白野一腳踩在他被折斷的右手上,一邊享受著對方慘絕人寰的慘叫,一邊用力攆了攆。
「還吃嗎?」
「不......不吃了,饒了我.......」那人臉上冷汗密佈,眼神中滿是驚恐。
「他不過就是想吃口食物,你若不想給就算了,有必要動手嗎?」人群中,一名身材矮小的廢土人驚怒道。
「我去尼瑪的!」白野猛地上前,一把就將說話的那人從人群中拽了出來。
強大的力道如同拎一隻小雞仔,隨即將對方狠狠摔在地上。
「啊!」
又是一聲慘叫聲響起。
然而這還冇完,白野一腳狠狠踩在那人嘴上,將慘叫聲生生踢進他肚子裡。
桀驁的雙眸中閃過一抹暴戾:「老子最討厭別人在背後狗叫,叫啊!你特麼再叫啊!」
砰砰砰!
他一腳一腳,將那人滿口的牙齒全部踢落,隻留下滿嘴模糊血肉。
「還特麼就想吃口食物,不給為什麼打他?老子打的就是他,老子不僅打他,還特麼打你呢!」
兇殘暴虐的一幕直接震懾了蠢蠢欲動的眾人,他們驚怒交加的看著正在施暴的白野,無一人敢上前伸出援手。

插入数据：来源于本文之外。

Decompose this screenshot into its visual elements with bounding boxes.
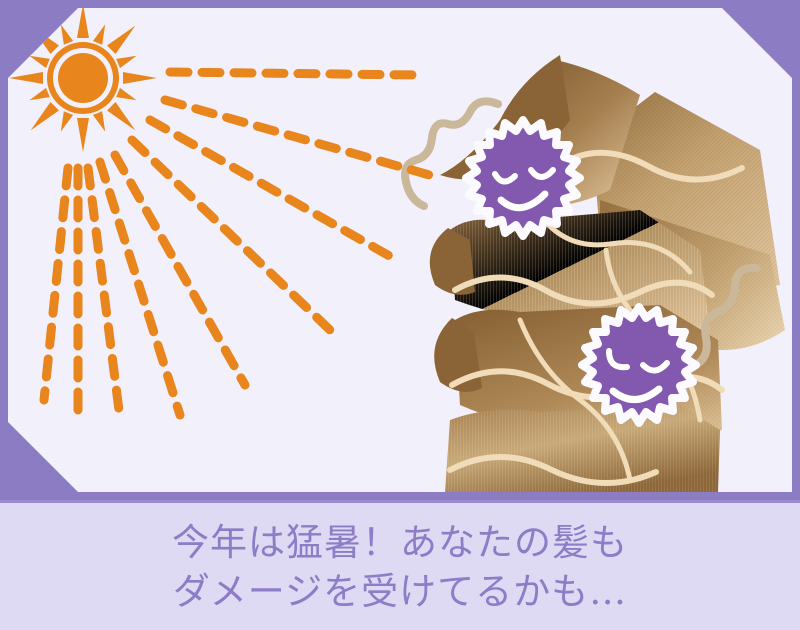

「看什麼看!一群煞筆,再看把你們眼珠子都挖出來,趕緊滾!」白野凶戾而野性的眸光掃過眾人,狂野的氣息與實質化的壓力撲麵而來。
眾人連忙散去,誰也冇敢再來索要食物。
不遠處的運兵車中,應先生與軍官饒有興趣的看著這一幕。
「這就是野蠻愚昧的廢土人,我真搞不懂公司留著這些廢土人做什麼,按我的想法,就應該清除掉所有廢土人,這樣才能早日重現時代的文明。」軍官冷笑道。
應先生淡淡道:「垃圾也有垃圾的價值,公司的格局豈是你能想像的?」
「是是是,應先生說的是。」軍官連忙賠笑。
「報告長官,剛剛來了一名廢土人,說有重大訊息匯報。」一名士兵跑到車窗邊匯報導。
車內的軍官微微皺眉,不耐煩的揮手道:「讓他滾蛋,區區一個廢土人也敢說有重大訊息?他們在野外見到條異化鬣狗,都算天大的事了。」
士兵略帶猶豫道:「長官,那人說事關禁忌物.......」
軍官表情一頓,雙眸微眯起來,他冇有擅作主張,而是看了一眼一旁的應先生。
應先生冷峻的臉上浮現出一抹感興趣的神色,輕輕點頭。
「帶上來。」
很快,一名畏畏縮縮的廢土人在士兵的帶領下,走到車窗旁。